I have this exact same boat and it is amazing. With two guys that weigh about 170 and with a deep cycle and trolling motor we only draft about 4 inches of water. Its very light and pretty stable. I had re done the fiberglass on this boat and it was pretty easy. But like Shlwego said i already have enough boat projects going on or i'd snag this one up.


----------



## waxico (Jan 21, 2008)

Yes, I have one, I got mine for $150.00.
If I bought that one, I could lash them together.
Can you say pontoon boat?

Seriously, somebody BUY that thing, They are great boats, and a link to the good ole' days.


----------



## StackemHigh (Oct 9, 2008)

Man, put a winch and a 6hp mud buddy on that thing and you could go anywhere...too bad I have a handful of duck hunting rigs already.


----------



## franky (Apr 14, 2004)

StackemHigh said:


> Man, put a winch and a 6hp mud buddy on that thing and you could go anywhere...too bad I have a handful of duck hunting rigs already.
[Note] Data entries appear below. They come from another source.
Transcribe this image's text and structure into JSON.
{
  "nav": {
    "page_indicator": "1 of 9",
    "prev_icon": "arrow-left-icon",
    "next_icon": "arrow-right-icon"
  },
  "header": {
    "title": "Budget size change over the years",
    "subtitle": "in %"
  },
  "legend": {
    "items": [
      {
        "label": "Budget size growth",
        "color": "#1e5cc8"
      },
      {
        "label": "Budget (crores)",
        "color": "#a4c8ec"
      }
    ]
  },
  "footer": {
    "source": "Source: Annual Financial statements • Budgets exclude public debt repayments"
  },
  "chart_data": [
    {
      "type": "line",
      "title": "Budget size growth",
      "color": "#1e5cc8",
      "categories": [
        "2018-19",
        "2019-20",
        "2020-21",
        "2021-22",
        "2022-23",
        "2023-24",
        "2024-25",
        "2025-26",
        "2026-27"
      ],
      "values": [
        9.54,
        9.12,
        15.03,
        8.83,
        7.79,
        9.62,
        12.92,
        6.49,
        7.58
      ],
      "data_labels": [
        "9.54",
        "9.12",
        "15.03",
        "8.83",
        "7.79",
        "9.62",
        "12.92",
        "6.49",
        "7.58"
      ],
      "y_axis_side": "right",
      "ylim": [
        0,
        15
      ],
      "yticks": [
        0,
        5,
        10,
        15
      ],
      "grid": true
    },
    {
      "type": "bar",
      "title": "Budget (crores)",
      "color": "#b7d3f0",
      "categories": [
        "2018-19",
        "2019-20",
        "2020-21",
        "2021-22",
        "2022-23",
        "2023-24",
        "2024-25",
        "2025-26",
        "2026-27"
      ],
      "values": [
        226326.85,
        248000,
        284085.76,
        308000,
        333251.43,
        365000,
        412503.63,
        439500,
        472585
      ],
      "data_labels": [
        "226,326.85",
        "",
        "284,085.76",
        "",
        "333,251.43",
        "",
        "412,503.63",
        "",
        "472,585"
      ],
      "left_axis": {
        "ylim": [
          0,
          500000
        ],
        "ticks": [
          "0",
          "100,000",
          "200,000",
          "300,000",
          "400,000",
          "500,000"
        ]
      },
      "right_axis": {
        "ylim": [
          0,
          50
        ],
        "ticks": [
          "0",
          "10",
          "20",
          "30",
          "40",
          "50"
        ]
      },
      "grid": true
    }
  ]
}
I've been over your house, you could use more duck rigs.


----------



## StackemHigh (Oct 9, 2008)

franky said:


> I've been over your house, you could use more duck rigs.


Haha yeah, dont think the landlord would mind a 5th


----------



## PuddleJumper (Sep 23, 2009)

Here's another that's too good to pass up- it's a 10' Carstens for $120. If it was 2' longer like mine, it would be sitting back-up to mine. A kayak paddle and two sheets of fast grass and you're in business all the way down to 4" water. 
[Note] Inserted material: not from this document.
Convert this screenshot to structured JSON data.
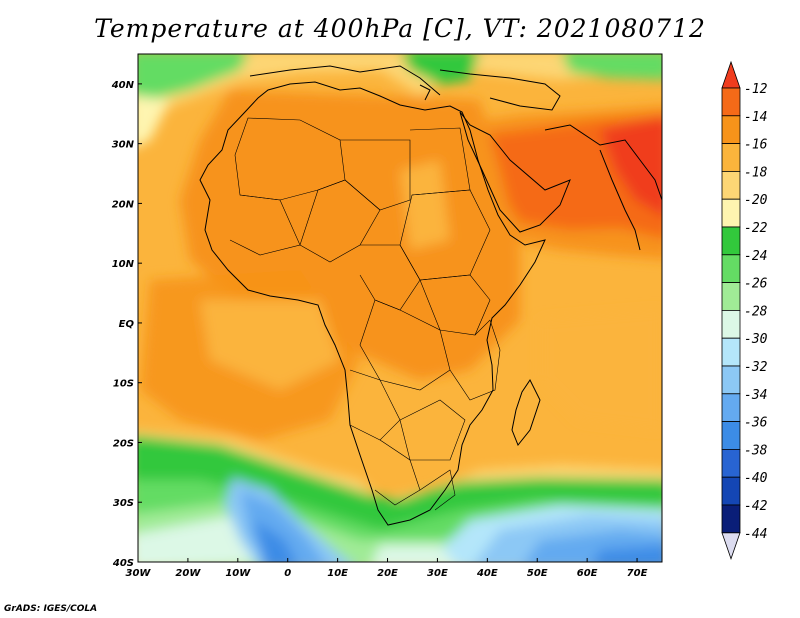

I came across it while browsing CL and thought someone on here could use the heads up.

http://detroit.craigslist.org/mcb/boa/1753884776.html


----------



## Bellyup (Nov 13, 2007)

How heavy would that Carstens be ? Just curious at this point, and for the money, it might fit into a project I have in mind.


----------



## PuddleJumper (Sep 23, 2009)

Bellyup said:


> How heavy would that Carstens be ? Just curious at this point, and for the money, it might fit into a project I have in mind.


I'm not the one selling it, but the specs the guy sent me were 10'4" in length, weight 40lbs, 400lb weight limit. It took him a day or two to get back to me but follow the link and I assume he'll be able to answer your questions. He sent me his name & # but since it's not public on the original post, I'm not going to post it here- pm me if you want it.


----------



## Bellyup (Nov 13, 2007)

I am not familiar with this style boat to much. Seen them, but never used one. 

Do they paddle with a kyack like paddle, or oars ? 

Was thinking this would make a nice little pothole jumper. Drag or one man carry in since it is light. Me and my lab Hunter can paddle around a pothole if need be. 

It might also double as a decoy carrier in the field if I can't drive to the water ? Durable enough to drag like that ? 

Thanks, just wanted your guys opinion as the seller might be just that, a salesman wanting to sell it.


----------



## PuddleJumper (Sep 23, 2009)

Bellyup said:


> I am not familiar with this style boat to much. Seen them, but never used one.
> 
> Do they paddle with a kyack like paddle, or oars ?
> 
> ...


My 12' if ridiculously stable even when getting in and out of it in chest high water. I use it for all of the things you've mentioned. My only advice would be to get a canoe dolley to save the glass while dragging it around. If the guy is a salesman, he won't be for long selling at that price.

Mine has oar locks but a kayak paddle is quicker, quieter, weighs less, and takes up
less room.
If you look at it during the day, you could always flip it over and get under it and check for any thin spots in the glass by looking for "light" spots. 

BTW, Pm returned


----------



## Branta (Feb 6, 2002)

just a lil clarification - that 10' carstens is 70-75 lbs easy.

it's a nice lil rig for a solo hunter to kayak paddle around or rope drag through a gma /flooding. under low speed, sheltered conditions we've dragged it behind our boat as an extra decoy carrier (never have enough dekes, right?!)

the beauty of fiberglass is that it's a cinch to repair if/when she gets a crack.

the beast is that they crack (not something you want to continually drag along dikes or rip/rap) and they can be heavy PIGS


----------



## firenut8190 (Jul 15, 2006)

The 10' Carsten has been sold.


----------